Regardless of breathless headlines warning of a robotic takeover within the workforce, a brand new analysis briefing from Oxford Economics casts doubt on the narrative that synthetic intelligence is at present inflicting mass unemployment. In keeping with the agency’s evaluation, “firms don’t appear to be replacing workers with AI on a significant scale,” suggesting as an alternative that firms could also be utilizing the expertise as a canopy for routine headcount reductions.
Spinning the narrative
The first motivation for this rebranding of job cuts seems to be investor relations. The report notes that attributing employees reductions to AI adoption “conveys a more positive message to investors” than admitting to conventional enterprise failures, corresponding to weak shopper demand or “excessive hiring in the past.” By framing layoffs as a technological pivot, firms can current themselves as forward-thinking innovators somewhat than companies fighting cyclical downturns.
When requested concerning the supposed hyperlink between AI and layoffs, Cappelli urged folks to look intently at bulletins. “The headline is, ‘It’s because of AI,’ but if you read what they actually say, they say, ‘We expect that AI will cover this work.’ Hadn’t done it. They’re just hoping. And they’re saying it because that’s what they think investors want to hear.”
Knowledge behind the hype
The Oxford report highlighted knowledge from Challenger, Grey & Christmas, the recruiting agency that is without doubt one of the main suppliers of layoff knowledge, for example the disparity between notion and actuality. Whereas AI was cited as the explanation for practically 55,000 U.S. job cuts within the first 11 months of 2025—accounting for over 75% of all AI-related cuts reported since 2023—this determine represents a mere 4.5% of whole reported job losses.
By comparability, job losses attributed to plain “market and economic conditions” have been 4 occasions bigger, totaling 245,000. When seen in opposition to the broader backdrop of the U.S. labor market, the place 1.5 million to 1.8 million staff lose their jobs in any given month, “AI-related job losses are still relatively limited.”
The productiveness puzzle
Oxford posits a easy financial litmus check for the AI revolution: if machines have been really changing people at scale, output per remaining employee ought to skyrocket. “If AI were already replacing labour at scale, productivity growth should be accelerating.
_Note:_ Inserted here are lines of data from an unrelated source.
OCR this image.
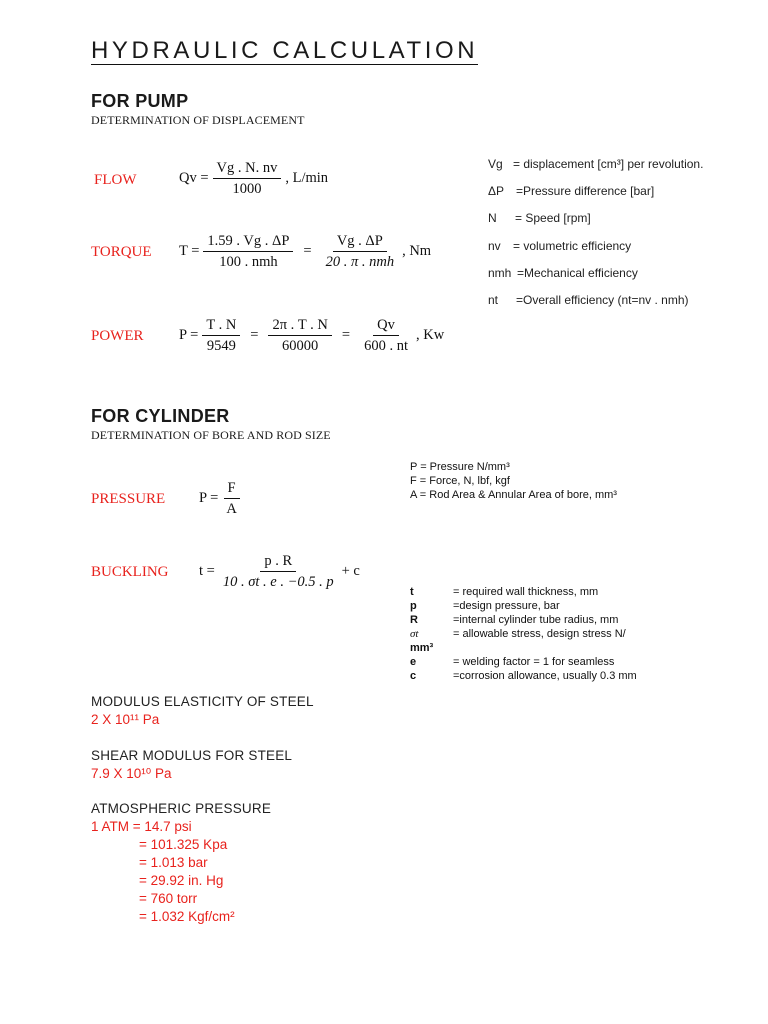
HYDRAULIC CALCULATION
FOR PUMP
DETERMINATION OF DISPLACEMENT
FLOW	$Qv = \frac{Vg . N. nv}{1000}$ , L/min
TORQUE $T = \frac{1.59 . Vg . \Delta P}{\text{100 . nmh}} = \frac{Vg . \Delta P}{\text{20 . π . nmh}}$ , Nm
POWER $P = \frac{T . N}{9549} = \frac{2\pi . T . N}{60000} = \frac{Qv}{600 . nt}$ , Kw
Vg = displacement [cm³] per revolution.
ΔP =Pressure difference [bar]
N = Speed [rpm]
nv = volumetric efficiency
nmh =Mechanical efficiency
nt =Overall efficiency (nt=nv . nmh)
FOR CYLINDER
DETERMINATION OF BORE AND ROD SIZE
PRESSURE $P = \frac{F}{A}$
P = Pressure N/mm³
F = Force, N, lbf, kgf
A = Rod Area & Annular Area of bore, mm³
BUCKLING $t = \frac{p . R}{10 . \sigma t . e . -0.5 . p} + c$
t	= required wall thickness, mm
p	=design pressure, bar
R	=internal cylinder tube radius, mm
σt	= allowable stress, design stress N/
mm³
e	= welding factor = 1 for seamless
c	=corrosion allowance, usually 0.3 mm
MODULUS ELASTICITY OF STEEL
2 X 10¹¹ Pa
SHEAR MODULUS FOR STEEL
7.9 X 10¹⁰ Pa
ATMOSPHERIC PRESSURE
1 ATM = 14.7 psi
= 101.325 Kpa
= 1.013 bar
= 29.92 in. Hg
= 760 torr
= 1.032 Kgf/cm²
Generally, it isn’t.”
The report observes that current productiveness progress has truly decelerated, a pattern that aligns with cyclical financial behaviors somewhat than an AI-driven growth. Whereas the agency acknowledges that productiveness good points from new applied sciences typically take years to materialize, the present knowledge means that AI use stays “experimental in nature and isn’t yet replacing workers on a major scale.”
On the similar time, current knowledge from the Bureau of Labor Statistics confirms that the “low-hire, low-fire” labor market is morphing right into a “jobless expansion,” KPMG chief economist Diane Swonk beforehand advised Fortune‘s Eva Roytburg.
This tallies with what Financial institution of America Analysis’s Head of US Fairness & Quantitative Technique, Savita Subramanian, advised Fortune in August about how firms have realized within the 2020s to usually change folks with course of. On the similar time, she agreed that productiveness measures “haven’t really improved all that much since 2001,” recalling the well-known “productivity paradox” recognized by Nobel prize-winning economist Robert Solow: “You can see the computer age everywhere but in the productivity statistics.”
The briefing additionally addresses fears that AI is eroding entry-level white-collar jobs. Whereas U.S. graduate unemployment rose to a peak of 5.5% in March 2025, Oxford Economics argued that is seemingly “cyclical rather than structural,” pointing to a “supply glut” of degree-holders as a extra possible offender. The share of 22-to-27-year-olds with college schooling within the U.S. rose to 35% by 2019, with even sharper will increase noticed within the Eurozone.
In the end, Oxford Economics concludes that shifts within the labor market are more likely to be “evolutionary rather than revolutionary.”